During my six years as an accidental bureaucrat, after spending twenty-five years in the private sector, my friends often wondered how I could do it. They routinely asked versions of the question: doesn’t government move too slowly for you? My standard reply was that, yes, the public sector moves slowly – but then, big companies don’t move so quickly either. And come to think of it, I teased my friends in higher education, colleges and universities move more slowly than either business or government! The point is, all institutions move slowly.
What surprised me wasn’t how slowly the different institutions moved, but the different language, behavior, secret handshakes, and views of each other I found across sectors. Xenophobia runs rampant within public, private, non-profit, and for-profit silos. Each silo has created its own world completely foreign to inhabitants from other sectors. Visiting emissaries are always viewed with skepticism. (”I’m from the government and I’m here to help …”)

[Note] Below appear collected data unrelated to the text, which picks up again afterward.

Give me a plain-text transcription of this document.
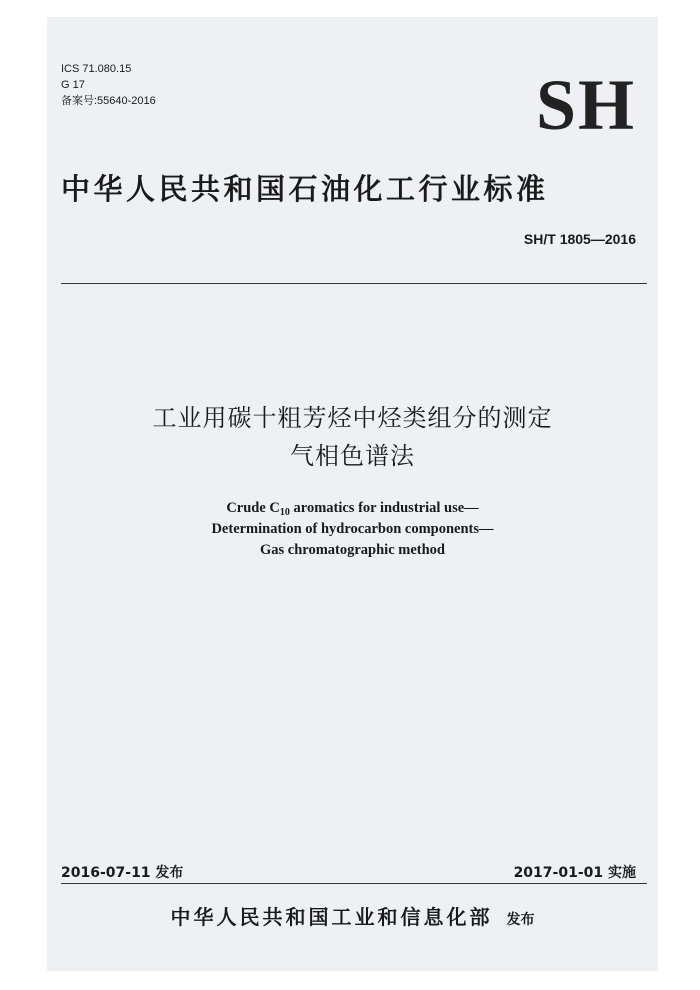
ICS 71.080.15
G 17
备案号:55640-2016	SH
中华人民共和国石油化工行业标准
SH/T 1805—2016
工业用碳十粗芳烃中烃类组分的测定
气相色谱法
Crude $C_{10}$ aromatics for industrial use—
Determination of hydrocarbon components—
Gas chromatographic method
2016-07-11 发布	2017-01-01 实施
中华人民共和国工业和信息化部 发布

One epiphany from my immersion into the non-private sector is how strenuously social sector organizations resist the notion they have a “business model”. Non-profits, government agencies, social enterprises, schools, and NGOs consistently proclaim that they aren’t businesses, and therefore business rules don’t apply.
Well, I’m sorry to break the news, but if an organization has a viable way to create, deliver, and capture value, it has a business model. It doesn’t matter whether an organization is in the public or private sector. It doesn’t matter if it’s a non-profit or a for-profit enterprise. All organizations have a business model. Non-profit corporations may not be providing a financial return to investors or owners, but they still capture value to finance activities with contributions, grants, and service revenue. Social enterprises may be mission-driven, focused on delivering social impact versus a financial return on investment, but they still need a sustainable model to scale. Government agencies are financed by taxes, fees, and service revenue, but are still accountable to deliver citizen value at scale.
The idea that business models are just for business is just wrong. Any organization that wants to be relevant, to deliver value at scale, and to sustain itself must clearly articulate and evolve its business model. And if an organization doesn’t have a sustainable business model, its days are numbered.
It may be, however, that the model is implicit rather than explicit. It’s amazing how few organizations can clearly articulate their business model. Can yours? If you ask any ten people in your organization how it creates, delivers, and captures value, will the answers even be close?
If not, it’s probably because, in the industrial era when business models seldom changed and everyone played the game by the same set of well-understood industry and sector rules, it wasn’t as important to be explicit about business models. Business models were safely assumed and taken for granted.
That won’t work in the 21st century when all bets are off. Business models don’t last as long as they used to. New players are rapidly emerging, enabled by disruptive technology, refusing to play by industrial era rules. Business model innovators aren’t constrained by existing business models. Business model innovation is becoming the new strategic imperative for all organization leaders.
Perhaps the most important reason for developing common business model language across public, private, non-profit, and for-profit sectors is that transforming our important social systems (including education, health care, energy, and entrepreneurship) will require networked business models that cut across sectors. We need new hybrid models that don’t fit cleanly into today’s convenient sector buckets. We already see for-profit social enterprises, non-profits with for-profit divisions, and for-profit companies with social missions. Traditional sector lines are blurring. We’re going to see every imaginable permutation and will have to get comfortable with more experimentation and ambiguity.
Economic prosperity and solutions for our big social system challenges require business model innovation across sectors. All organization leaders must learn how to do R&D for new business models. Non-profit, social enterprise, school, and government leaders aren’t exempt. Business models aren’t just for business.